Il a souligné qu’aujourd’hui doit être « une journée de reconnaissance et de gratitude à toutes les femmes de notre pays qui, tout au long de l’histoire, se sont battus pour défense du droit à l’égalité et mettre fin à l’invisibilité imméritée à laquelle les femmes ont été soumises dans les différents domaines de la vie professionnelle et sociale. » Elle a étendu cette reconnaissance « à toutes les femmes qui actuellement font leur travail en donnant le meilleur d’elles-mêmes pour faire de l’Espagne un pays meilleur ».
Concernant les « défis » qui nous attendent, Perelló considère qu’il est « essentiel » que le Conseil réalise « la tâche énorme qui correspond à pourvoir avec rigueur les postes vacants existants« Nous avons l’obligation de garantir que le système de sélection des juges nous conduise à l’élection des meilleurs professionnels », a-t-il déclaré.
Et cela dans le cadre de une situation « délicate » notamment à la Cour suprême, où les postes vacants s’accumulent. « Le volume d’enregistrement des affaires poursuit sa courbe ascendante imparable, ce qui, combiné au manque de couverture des postes vacants de magistrats de la Chambre, a causé un énorme retard », a-t-il reconnu, ajoutant qu’il fera « tout son possible ». pour inverser cette situation.
Exercice de responsabilité
Au cours d’une conversation informelle avec les journalistes à la fin de l’événement, Perelló a déclaré qu’à un moment donné, en sachant que l’on voulait que la présidence soit occupée par un juge de la Cour suprême, il lui a semblé un exercice de responsabilité de prendre une décision. avancer et a commenté sa volonté d’assumer cette responsabilité avec certains membres. Il a toutefois ajouté que son élection avait été une « surprise » qu’il avait reçue à son arrivée des Etats-Unis où il avait accompagné l’un de ses fils. C’est pourquoi le discours court et direct qu’il avait prononcé n’a été terminé que tard dans la matinée.

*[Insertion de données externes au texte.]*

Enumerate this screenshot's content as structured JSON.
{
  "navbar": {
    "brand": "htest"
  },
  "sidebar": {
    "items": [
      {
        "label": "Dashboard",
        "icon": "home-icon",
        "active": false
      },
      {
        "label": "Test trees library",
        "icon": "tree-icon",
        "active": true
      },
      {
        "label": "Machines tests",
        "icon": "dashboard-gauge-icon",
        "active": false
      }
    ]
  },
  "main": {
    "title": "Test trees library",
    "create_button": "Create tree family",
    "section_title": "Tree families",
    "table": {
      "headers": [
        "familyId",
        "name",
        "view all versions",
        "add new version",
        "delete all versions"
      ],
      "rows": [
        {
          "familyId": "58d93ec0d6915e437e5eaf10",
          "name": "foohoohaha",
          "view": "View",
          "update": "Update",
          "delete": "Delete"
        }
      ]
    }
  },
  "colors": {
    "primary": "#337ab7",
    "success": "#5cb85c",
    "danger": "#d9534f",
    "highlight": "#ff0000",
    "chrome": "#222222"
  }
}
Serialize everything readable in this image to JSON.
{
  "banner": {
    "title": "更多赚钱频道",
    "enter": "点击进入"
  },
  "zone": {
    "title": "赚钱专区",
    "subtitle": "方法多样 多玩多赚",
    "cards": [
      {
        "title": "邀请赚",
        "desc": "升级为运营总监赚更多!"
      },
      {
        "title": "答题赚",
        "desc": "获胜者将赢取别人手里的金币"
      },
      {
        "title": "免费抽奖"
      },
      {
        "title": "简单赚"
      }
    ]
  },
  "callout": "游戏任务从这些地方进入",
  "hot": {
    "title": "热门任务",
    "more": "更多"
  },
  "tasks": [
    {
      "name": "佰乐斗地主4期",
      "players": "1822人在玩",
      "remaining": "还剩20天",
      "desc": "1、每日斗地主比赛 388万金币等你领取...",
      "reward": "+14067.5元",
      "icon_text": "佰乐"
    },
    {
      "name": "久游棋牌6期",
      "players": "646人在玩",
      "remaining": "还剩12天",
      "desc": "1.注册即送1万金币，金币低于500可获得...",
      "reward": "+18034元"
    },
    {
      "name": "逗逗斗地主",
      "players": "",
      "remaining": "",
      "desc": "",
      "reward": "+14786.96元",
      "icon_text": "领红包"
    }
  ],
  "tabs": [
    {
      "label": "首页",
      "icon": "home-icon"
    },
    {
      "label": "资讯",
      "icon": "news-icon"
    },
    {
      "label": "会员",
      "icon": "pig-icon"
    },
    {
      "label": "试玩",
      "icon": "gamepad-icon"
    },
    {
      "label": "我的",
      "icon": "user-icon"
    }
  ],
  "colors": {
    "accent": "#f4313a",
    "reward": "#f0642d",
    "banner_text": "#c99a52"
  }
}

L’événement, présidé par le roi Felipe VI, a réuni des membres du Conseil général du pouvoir judiciaire, des membres de la Chambre gouvernementale de la Cour suprême, ainsi que des juges de la Cour constitutionnelle, des présidents des tribunaux supérieurs de justice et d’autres magistrats. autorités.
Étaient également présents, entre autres personnalités, le président du Congrès, Francina Armengol; le président du Sénat, Pedro Rollán; du président de la Cour constitutionnelle, Cándido Conde-Pumpido; le Ministre de la Présidence, de la Justice et des Relations avec les Tribunaux, Félix Bolanos; du président du Conseil d’État, Carmen Calvo; le président de la Cour des Comptes, Enriqueta Chicanoet le Médiateur, Ange Gabilondo.